Polities Highly-Anticipated Iowa Caucuses Poll Shelved Over Possible Errors, A highly anticipated final poll of the Iowa caucuses won’t be released, owing to a methodological error, its sponsors announced Saturday night. The CNN/Des Moines Register/Mediacom survey, conducted by veteran pollster Selzer & Co, has a reputation for accuracy and is closely watched by many political insiders.
“Today, a respondent raised an issue with the way the survey was administered, which could have compromised the results of the poll,” the Des Moines Register’s executive editor, Carol Hunter, said in a statement. “It appears a candidate’s name was omitted in at least one interview in which the respondent was asked to name their preferred candidate. While this appears to be isolated to one surveyor, we cannot confirm that with certainty. Therefore, the partners made the difficult decision not to move forward with releasing the Iowa Poll.”
The poll was shelved following a complaint raised by aides on the Pete Buttigieg campaign, according to The New York Times. The complaint alleged that Buttigieg’s name was omitted from a list of response options in at least one interview.

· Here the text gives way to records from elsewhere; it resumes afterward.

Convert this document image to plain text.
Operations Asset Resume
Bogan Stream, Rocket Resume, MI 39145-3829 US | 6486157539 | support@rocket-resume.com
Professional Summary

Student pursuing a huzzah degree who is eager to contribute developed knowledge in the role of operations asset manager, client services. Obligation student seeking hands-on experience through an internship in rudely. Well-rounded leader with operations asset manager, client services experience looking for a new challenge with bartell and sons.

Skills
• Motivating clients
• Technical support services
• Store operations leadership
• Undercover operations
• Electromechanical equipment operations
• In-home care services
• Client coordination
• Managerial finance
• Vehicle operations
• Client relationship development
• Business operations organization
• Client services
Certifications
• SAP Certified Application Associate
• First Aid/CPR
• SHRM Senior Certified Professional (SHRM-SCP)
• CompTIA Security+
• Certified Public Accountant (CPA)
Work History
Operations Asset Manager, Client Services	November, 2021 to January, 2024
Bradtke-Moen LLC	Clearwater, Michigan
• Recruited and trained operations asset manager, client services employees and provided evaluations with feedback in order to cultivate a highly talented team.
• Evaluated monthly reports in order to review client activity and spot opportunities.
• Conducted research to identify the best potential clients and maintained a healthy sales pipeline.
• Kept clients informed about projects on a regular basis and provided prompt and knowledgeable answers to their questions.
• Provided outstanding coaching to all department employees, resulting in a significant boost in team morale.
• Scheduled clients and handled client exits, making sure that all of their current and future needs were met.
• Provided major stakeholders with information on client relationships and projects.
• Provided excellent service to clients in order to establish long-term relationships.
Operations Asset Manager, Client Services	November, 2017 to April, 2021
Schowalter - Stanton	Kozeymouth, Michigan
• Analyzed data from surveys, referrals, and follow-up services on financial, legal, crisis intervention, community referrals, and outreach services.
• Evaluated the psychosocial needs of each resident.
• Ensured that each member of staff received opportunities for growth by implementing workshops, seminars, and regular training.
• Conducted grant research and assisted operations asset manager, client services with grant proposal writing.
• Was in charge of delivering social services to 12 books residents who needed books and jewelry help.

“One operator had apparently enlarged the font size on their computer screen, perhaps cutting off Mr. Buttigieg’s name from the list of options,” the Times reported, noting that because the list of candidates is randomized between interviews, Buttigieg may not have been the sole candidate affected. The pollsters weren’t immediately able to determine the extent of the problem before the poll’s planned ― and much hyped ― release on Saturday night.
“We take the standards that we apply to our polling very seriously,” CNN political director David Chalian said. “And to keep the highest possible standards, we wanted to present this information to the public and explain why we didn’t proceed with releasing this poll this evening.”
“[K]udos to them to being candid and acknowledging an issue,” GOP pollster Kristen Soltis Anderson wrote on Twitter. “Even if it winds up being nothing actually serious, prudence here is praiseworthy.”
There’s still no shortage of publicly available polls on the Iowa caucuses, even if the results offer less than conclusive answers. Instead, they suggest a crowded top tier of candidates ― former vice president Joe Biden, Vermont Sen. Bernie Sanders, Massachusetts Sen. Elizabeth Warren, and Buttigieg ― jostling for position, with many caucusgoers less than firmly decided. The polls also vary based on their assumptions about what kinds of people will actually turn up to vote this year, with age playing a particularly key role.